Kamp Ateşi Ziyafeti

Güneş batıyordu, yabani çiçeklerle dolu çayıra sıcak altın bir ışık yayıyordu. Mia haftalardır bu kamp gezisini dört gözle bekliyordu—şehrin karmaşasından uzak, sadece kuş cıvıltıları ve açık ateşin çıtırtıları eşliğinde. Her şeyi hazırlamıştı: çadır, uyku tulumları ve tabii ki güvenilir dökme demir tava.

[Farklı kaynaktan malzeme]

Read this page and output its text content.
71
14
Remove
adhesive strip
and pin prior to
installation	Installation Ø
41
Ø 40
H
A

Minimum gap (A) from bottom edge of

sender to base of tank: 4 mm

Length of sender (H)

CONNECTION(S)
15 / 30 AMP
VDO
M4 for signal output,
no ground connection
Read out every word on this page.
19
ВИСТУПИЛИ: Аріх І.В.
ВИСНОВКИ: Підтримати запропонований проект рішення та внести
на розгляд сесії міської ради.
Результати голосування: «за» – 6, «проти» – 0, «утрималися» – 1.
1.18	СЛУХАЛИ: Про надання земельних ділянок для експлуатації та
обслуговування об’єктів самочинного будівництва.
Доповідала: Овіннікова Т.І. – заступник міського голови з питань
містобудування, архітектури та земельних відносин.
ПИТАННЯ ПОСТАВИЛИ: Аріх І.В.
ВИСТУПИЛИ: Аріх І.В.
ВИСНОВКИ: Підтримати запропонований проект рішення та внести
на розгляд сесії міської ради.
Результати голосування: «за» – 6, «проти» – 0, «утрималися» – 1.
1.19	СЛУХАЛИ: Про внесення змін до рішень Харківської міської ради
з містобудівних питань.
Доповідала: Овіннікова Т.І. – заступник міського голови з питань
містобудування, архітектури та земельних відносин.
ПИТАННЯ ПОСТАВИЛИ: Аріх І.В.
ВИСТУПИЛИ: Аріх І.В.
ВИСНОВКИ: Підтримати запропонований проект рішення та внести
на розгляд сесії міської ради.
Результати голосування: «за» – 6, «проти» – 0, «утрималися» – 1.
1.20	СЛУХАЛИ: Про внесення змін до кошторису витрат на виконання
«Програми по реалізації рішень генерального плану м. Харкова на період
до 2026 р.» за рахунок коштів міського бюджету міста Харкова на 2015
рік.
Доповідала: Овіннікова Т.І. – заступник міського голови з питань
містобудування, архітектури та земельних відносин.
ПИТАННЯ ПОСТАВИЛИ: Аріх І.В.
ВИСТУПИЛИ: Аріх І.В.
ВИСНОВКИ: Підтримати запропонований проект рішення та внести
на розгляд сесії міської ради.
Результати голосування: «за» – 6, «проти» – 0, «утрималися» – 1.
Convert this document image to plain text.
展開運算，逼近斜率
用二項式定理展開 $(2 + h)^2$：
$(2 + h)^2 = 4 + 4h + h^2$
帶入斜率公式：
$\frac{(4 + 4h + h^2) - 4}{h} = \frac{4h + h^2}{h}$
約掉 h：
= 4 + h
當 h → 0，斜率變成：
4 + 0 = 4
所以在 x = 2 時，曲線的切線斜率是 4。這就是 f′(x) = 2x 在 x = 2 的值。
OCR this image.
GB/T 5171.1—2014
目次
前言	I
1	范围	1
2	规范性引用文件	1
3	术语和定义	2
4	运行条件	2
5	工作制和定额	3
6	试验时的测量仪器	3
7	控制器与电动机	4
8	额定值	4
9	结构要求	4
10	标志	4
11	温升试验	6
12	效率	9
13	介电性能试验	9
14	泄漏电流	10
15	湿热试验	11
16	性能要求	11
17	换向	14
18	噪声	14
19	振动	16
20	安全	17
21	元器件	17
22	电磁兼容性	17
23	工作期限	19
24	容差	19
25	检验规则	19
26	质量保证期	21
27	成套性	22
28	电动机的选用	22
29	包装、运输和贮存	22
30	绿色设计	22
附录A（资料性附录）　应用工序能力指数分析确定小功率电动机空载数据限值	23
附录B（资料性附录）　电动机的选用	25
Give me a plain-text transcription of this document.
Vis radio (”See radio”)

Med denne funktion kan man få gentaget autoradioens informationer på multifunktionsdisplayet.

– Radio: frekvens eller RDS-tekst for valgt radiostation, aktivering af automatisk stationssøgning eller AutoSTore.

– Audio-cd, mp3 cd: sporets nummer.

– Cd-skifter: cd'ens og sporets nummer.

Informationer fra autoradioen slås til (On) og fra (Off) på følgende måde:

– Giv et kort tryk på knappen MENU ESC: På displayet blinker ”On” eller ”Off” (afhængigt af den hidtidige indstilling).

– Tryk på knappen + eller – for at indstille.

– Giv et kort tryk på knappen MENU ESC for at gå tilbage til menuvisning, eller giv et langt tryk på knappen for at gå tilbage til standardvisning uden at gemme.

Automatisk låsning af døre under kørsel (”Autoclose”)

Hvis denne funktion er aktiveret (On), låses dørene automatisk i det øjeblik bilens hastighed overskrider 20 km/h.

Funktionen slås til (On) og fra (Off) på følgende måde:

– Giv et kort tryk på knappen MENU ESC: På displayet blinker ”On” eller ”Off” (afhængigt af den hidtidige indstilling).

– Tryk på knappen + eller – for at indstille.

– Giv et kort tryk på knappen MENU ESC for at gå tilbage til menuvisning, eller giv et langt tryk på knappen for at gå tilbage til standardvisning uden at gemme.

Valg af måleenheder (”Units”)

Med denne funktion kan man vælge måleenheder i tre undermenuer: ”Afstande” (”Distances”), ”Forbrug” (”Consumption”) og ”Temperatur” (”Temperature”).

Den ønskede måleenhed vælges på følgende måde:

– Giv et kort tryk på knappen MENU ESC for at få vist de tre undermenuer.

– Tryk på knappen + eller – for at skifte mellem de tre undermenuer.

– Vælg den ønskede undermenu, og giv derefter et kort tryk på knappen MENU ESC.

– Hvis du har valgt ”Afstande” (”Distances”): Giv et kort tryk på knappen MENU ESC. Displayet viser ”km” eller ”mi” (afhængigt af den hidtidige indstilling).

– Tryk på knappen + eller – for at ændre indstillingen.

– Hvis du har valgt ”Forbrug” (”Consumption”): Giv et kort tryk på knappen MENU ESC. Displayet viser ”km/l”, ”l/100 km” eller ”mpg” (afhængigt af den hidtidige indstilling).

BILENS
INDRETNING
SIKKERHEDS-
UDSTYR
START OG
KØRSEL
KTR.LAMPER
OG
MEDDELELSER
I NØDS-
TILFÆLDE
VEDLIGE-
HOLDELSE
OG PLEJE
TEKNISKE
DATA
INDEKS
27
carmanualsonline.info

Ateş çatırdamaya başlayınca, Mia kamp ateşi halkasını kurdu ve odunları dikkatlice yerleştirdi, eşit yanmalarını sağlamak için. Arkadaşları Emma ve Jake, tutuşturucu topluyor ve akşam yemekleri için malzemeleri hazırlıyordu. Yıldızların altında yemek pişirme zamanıydı.
"Bu gece doyurucu bir güveç düşünüyorum," dedi Mia, sırt çantasından bir dökme demir Dutch oven çıkardı. "Zengin ve lezzetli bir şey."
Her zaman ızgara ustası olan Jake kaşını kaldırdı. "Biliyorsun, ben ateşte pişmiş etten yanayım, değil mi?"
Mia sırıtıyordu. "Sorun değil, onu da hallettim. Bu gece tam bir ziyafet yapıyoruz."
Ateş parlayan közlere dönüşürken, Mia Dutch oven'ını ateşin üzerine koydu. Sarımsak, soğan ve taze otların kokusu havayı doldurdu, sebzeleri yağda sote ederken dökme demir güzelce cızırdıyordu. Yumuşak tavuk parçaları, havuç ve patates ekledi, tatların karışıp derinleşmesine izin verdi.
Yardım etmeye hevesli Emma, tencereye birkaç dal biberiye attı, Jake ise kaburga için ızgarayı hazırlıyordu. Mia ona döndü, kaşını kaldırarak. "Peki, kaburgalarını nasıl seversin—isli mi yoksa yanmış mı?"
"İsli ve mükemmel, lütfen," diye yanıtladı Jake göz kırparak, ızgarayı ateşledi.
Mia güvecine döndü, bir tutam şarap ve biraz tuz ekledi. Dutch oven'ın kapağını kapattı, ateş titrerken yavaşça kaynamasına izin verdi. Ateşin sıcaklığı ve güvecin zengin aroması, onu vahşi doğanın ortasında bile evinde hissettirdi.
Akşam ilerledikçe, ateşin etrafında paylaşılan her kahkaha ve hikayeyle yıldızlar daha da parlıyor gibiydi. Jake'in kaburgaları cızırdıyor, Emma taze pişmiş mısır ekmeğini dağıtıyor ve güveç dökme demirde nazikçe kaynamaya devam ediyordu.

Hepsi ateşin etrafında toplandı, tabaklar yiyeceklerle doluydu. Güveç mükemmeldi, zengin ve rahatlatıcıydı, isli kaburga ise cesur bir kontrast katıyordu. Yediler, güldüler ve gecenin büyüsüne kapıldılar.
"Sanırım bu benim yeni favori pişirme şeklim," dedi Emma, yüzü ateş ışığında parıldıyordu. "Dökme demir açık hava yemekleri için mükemmel."
Mia gülümsedi, anın tadını çıkarıyordu. "Açık ateşte yemek pişirmenin bir başka havası var. Gerçek gibi geliyor..."
Ve ateş çatırdarken, hepsi hemfikirdi: iyi yemek ve harika arkadaşlığın sıcaklığıyla beslenen bu açık hava yemek macerası, asla unutamayacakları bir deneyimdi.